My last appointment with T, I was telling her how horrible I’ve been feeling physically again. Among the conversation–other than grief and emotional issues–she mentioned that she had gone onto an exclusion type of diet. She’s been having some gastro issues, along with her fibro and post-shingles issue. I don’t know how SHE got onto the idea of doing a food change, but she mentioned to me that she was doing it and how well it was working for her.
I have already eliminated gluten due to a wheat allergy. In the past three months or so, I have cut out a majority of dairy in the form of cheese (I could never have imagined!), though I have not been entirely strict about it. Mostly I cut cheese out because I felt like I was eating it daily because I was accustomed to eating it and not so much because I was enjoying it. So I have changed to eating cheese when I want it–which isn’t as much as I had thought–and similarly with other dairy items. Again, I didn’t cut it all out, I just cut back a lot. Maybe 70% less than before.
The exclusion diet that T had been trying was something called the Whole30. I’ve been reading about it and learning the rules, and Hub and I have decided to give it a try. What makes it less…stressful, is that they suggest you do this for 30 days and then start re-introducing “non-compliant” foods one at a time to see what kind of reactions you have. When I say “reactions” this time, I mean physical and emotional reactions, as well as digestive/allergic reactions. Apparently Whole30 excludes all grains (including corn), legumes, dairy, certain oils, and added sugars (no matter if it’s real or fake sugars). They also urge people to eat as clean as possible, with organic (and hormone-free, and non-gmo, and humanely raised) meats, fruits, and veggies. Of course that can be difficult for a lot of people, both in terms of access and budget, so they suggest you do the best you can within your circumstances.
Generally speaking, Hub and I eat pretty balanced meals at dinner. We cook a lot, mostly because of my wheat issues and Hub’s diabetes. What will be more difficult is breakfast (which I don’t eat and I have a tolerance issue with eggs, which mostly is what they recommend for breakfast) and lunch. I don’t eat or like breakfast foods, so I am concerned about how to handle that. I eat split pea soup with mushrooms every day for lunch, with little variation. It keeps my bowels working well and it also means I don’t have to THINK about what to eat every day.
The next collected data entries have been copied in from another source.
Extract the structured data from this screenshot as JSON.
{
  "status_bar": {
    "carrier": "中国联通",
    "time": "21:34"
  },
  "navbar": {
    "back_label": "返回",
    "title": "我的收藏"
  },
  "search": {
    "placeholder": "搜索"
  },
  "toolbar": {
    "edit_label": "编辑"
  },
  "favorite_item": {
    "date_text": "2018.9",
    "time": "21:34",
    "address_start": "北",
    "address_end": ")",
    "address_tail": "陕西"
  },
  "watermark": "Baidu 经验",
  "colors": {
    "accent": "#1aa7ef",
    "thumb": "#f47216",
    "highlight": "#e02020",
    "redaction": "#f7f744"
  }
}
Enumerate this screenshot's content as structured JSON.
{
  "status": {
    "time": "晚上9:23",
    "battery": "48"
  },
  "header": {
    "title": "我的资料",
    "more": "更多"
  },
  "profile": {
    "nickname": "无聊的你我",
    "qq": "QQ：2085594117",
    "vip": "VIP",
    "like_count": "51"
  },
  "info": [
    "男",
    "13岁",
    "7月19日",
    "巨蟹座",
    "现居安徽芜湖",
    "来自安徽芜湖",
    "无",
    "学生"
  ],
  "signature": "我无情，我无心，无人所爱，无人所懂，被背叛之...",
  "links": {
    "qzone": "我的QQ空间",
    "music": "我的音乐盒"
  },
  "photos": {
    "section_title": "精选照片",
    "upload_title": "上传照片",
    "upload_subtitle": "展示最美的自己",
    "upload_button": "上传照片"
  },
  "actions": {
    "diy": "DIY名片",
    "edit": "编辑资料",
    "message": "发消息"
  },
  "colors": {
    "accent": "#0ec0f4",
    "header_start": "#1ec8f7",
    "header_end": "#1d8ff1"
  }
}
On the Whole30, no legumes means no split peas. Hub eats a lot of dairy and lots of bread (and grains) and cereal, especially for breakfast. He eats lunch out when he’s at the office more than he takes food from home, which means more adjustments for him.
Although I’m worried about what I’m going to eat, I feel like it’s going to be easier for me in most instances than for Hub. I don’t eat out nearly as much as he does (mostly once a week so we can spend time with my father), I don’t eat hardly any bread–and can give up the stuff I eat without any problem–and I don’t eat cereal. I can more easily adjust to eating no added sugar because I don’t add sugar to anything except tea, which I rarely drink. (And when I say no added sugar, I mean NO SUGAR in any ingredient in any form in any item with the exception of naturally occurring sugar in whole foods.) And I think I can adapt my “first meal” of the day more easily than Hub, because I’ll just eat leftovers from one of our dinners. Also, I don’t get bored with food to the point that I won’t EAT the leftover food. I’ll just eat it because it’s easy, but Hub will turn his nose up at it if he’s “bored”.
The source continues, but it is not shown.